QUESTION AND ANSWER

Many people get divorced and remarry but remain members of our churches. Is this right? Shouldn't they be disciplined?

What you observe is generally true and potentially cause for concern. Has the church followed our culture and become permissive? Or are these events often complex, deserving additional examination? Thanks for bringing the subject up for comment.

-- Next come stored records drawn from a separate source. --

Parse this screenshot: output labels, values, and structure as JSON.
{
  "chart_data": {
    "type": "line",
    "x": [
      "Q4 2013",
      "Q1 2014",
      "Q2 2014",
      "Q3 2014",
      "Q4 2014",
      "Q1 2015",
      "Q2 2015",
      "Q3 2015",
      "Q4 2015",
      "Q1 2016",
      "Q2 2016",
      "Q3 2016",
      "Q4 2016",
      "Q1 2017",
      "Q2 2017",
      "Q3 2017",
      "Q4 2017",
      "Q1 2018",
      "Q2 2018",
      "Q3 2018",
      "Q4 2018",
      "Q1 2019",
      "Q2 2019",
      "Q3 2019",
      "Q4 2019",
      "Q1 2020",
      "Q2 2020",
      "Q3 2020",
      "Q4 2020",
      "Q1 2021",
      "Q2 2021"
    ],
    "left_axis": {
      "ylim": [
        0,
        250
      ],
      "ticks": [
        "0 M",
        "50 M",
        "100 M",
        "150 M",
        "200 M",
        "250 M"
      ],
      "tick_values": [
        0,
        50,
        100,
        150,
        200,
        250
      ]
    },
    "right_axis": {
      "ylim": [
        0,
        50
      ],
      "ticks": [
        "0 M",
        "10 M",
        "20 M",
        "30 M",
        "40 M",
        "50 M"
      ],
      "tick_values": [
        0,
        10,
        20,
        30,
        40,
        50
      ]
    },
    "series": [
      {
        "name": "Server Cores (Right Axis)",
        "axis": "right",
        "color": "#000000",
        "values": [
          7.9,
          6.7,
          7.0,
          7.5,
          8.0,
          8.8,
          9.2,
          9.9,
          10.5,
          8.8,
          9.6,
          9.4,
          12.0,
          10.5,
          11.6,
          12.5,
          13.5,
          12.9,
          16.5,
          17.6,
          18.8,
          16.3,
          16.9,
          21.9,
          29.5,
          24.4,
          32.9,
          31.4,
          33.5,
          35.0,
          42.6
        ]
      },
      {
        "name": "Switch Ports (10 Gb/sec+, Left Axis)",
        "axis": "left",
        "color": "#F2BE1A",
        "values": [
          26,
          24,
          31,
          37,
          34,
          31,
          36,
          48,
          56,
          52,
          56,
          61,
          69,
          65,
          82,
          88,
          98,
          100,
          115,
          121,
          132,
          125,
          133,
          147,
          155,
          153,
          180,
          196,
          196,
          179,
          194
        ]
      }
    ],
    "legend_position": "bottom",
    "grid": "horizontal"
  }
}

Currently in America 40-plus percent of first marriages, 60-plus percent of second marriages, and 70-plus percent of third marriages end in divorce. Our culture is saturated with sex, starved for love, and indifferent or antagonistic to God's wise will for people. Since God designed marriage to be a lifelong union, the multiplying of divorces signals wholesale sin. Statistics indicate that church members who have active worship patterns suffer divorce significantly less often, but too many marriages still end among us. We lament so much misery and know that the well-being of souls is often in jeopardy.

ALLOW FOR MISPERCEPTIONS

Before we assume that most of our divorced members are guilty of sin, however, let's pause to make important distinctions. Causing the breakup of a marriage, for example, is different from legally seeking a divorce decree. Sometimes one partner may sinfully empty the marriage of significance (e.g., through one-sided unfaithfulness or malicious desertion), but the other partner may go to the courts to have that failed marriage legally recognized as over. We may be aware of the legal proceedings but not as aware of the root causes behind it. Also, legal grounds may be given as "irreconcilable differences." Or for economic or emotional reasons, a "no-fault" divorce may be sought when in fact adultery or another cruel abandonment of the marriage bond might be the undisclosed yet real reason for the divorce. Let's distinguish between overt and potentially hidden causes. This will give us pause in assuming divorced members are guilty and unrepentant.